This started very early in my fertility journey. Right at the beginning, when I still had no idea how long we’d struggle, a friend texted to tell me she was pregnant. I had to lock myself in the bathroom at my office.
It surprised me, and I felt ashamed. Why couldn’t I be happy for her?
The truth is, it has less to do with other people’s pregnancies, and more to do with the fact that I’m reminded I feel like a failure. It makes me feel less-than, and not-good-enough. Basically, it immediately triggers a scarcity mindset.
By the way, when I found out that same woman was pregnant with her second child a few years later, I threw a desk across the room. I call it externalising, read more about it in our specially-designed course.
A lot of people around me told me to “stay positive”, that they were “sure it’s all going to work out”, and so on. And although I could, at times, choose to have an optimistic mindset myself, hearing this from others just made me feel like my emotions weren’t valid – like I wasn’t allowed to feel sad.
It made me feel really alone and often angry with people around me, who couldn’t just acknowledge I was going through something tough. I ended up not talking to most people at all because it just made me upset.

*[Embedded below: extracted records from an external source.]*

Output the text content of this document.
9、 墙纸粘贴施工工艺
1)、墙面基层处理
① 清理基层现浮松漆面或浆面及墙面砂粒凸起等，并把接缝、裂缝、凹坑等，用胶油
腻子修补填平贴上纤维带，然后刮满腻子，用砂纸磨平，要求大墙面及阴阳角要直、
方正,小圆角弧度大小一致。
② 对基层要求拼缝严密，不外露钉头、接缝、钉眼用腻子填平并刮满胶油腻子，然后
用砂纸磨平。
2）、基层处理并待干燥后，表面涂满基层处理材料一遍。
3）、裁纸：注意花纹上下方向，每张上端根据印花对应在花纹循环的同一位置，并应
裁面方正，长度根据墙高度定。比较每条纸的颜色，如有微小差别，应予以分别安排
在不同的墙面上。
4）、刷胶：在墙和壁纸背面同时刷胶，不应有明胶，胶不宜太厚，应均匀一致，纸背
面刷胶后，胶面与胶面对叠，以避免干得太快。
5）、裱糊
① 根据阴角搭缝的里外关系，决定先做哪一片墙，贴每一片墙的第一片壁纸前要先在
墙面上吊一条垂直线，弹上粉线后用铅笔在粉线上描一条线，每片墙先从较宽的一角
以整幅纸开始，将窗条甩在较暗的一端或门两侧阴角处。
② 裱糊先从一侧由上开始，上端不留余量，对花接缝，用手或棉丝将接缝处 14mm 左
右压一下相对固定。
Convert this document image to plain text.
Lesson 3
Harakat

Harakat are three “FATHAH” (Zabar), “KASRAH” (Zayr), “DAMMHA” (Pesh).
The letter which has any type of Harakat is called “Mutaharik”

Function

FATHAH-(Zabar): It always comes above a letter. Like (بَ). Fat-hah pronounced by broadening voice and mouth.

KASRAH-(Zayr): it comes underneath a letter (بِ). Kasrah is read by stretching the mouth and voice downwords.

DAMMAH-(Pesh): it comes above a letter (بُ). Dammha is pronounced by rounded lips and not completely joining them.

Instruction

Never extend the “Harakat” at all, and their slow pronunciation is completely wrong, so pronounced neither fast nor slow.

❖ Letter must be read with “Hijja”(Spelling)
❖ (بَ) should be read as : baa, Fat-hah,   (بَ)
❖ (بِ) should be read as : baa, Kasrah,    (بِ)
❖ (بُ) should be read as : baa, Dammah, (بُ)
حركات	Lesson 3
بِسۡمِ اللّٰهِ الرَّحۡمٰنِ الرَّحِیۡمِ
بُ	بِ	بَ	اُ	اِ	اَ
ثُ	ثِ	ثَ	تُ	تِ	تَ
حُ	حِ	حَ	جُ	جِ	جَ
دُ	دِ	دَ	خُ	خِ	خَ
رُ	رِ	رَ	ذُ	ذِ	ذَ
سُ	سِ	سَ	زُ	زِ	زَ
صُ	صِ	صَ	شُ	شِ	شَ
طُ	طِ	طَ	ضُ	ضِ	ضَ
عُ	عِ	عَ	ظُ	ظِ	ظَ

Now, trying to have a second child, this is happening all over again. People expect me to think it’s much easier now that I have a child and keep reminding me to be thankful for what I have. Trust me, I may be the most thankful mother on earth, but I must still be allowed to feel that it’s unfair I can’t take having another one for granted, like so many people around me.
Comments about genetics
There seems to be an almost automatic need to talk about who the baby looks like, or ‘takes after’, as if it’s the most important thing.
Honestly, I’ve very much come to terms with our decision to use an egg donor, and I’m proud of it. I’m proud of our unique story. But throwaway comments about appearance or likeness remind me that seeing my looks in my child isn’t something I’ll ever get to experience.
The rational side of me doesn’t think it’s important at all, but it still feels unfair. And, I guess, it continually reminds me of the trauma we’ve been through, to get to where we are.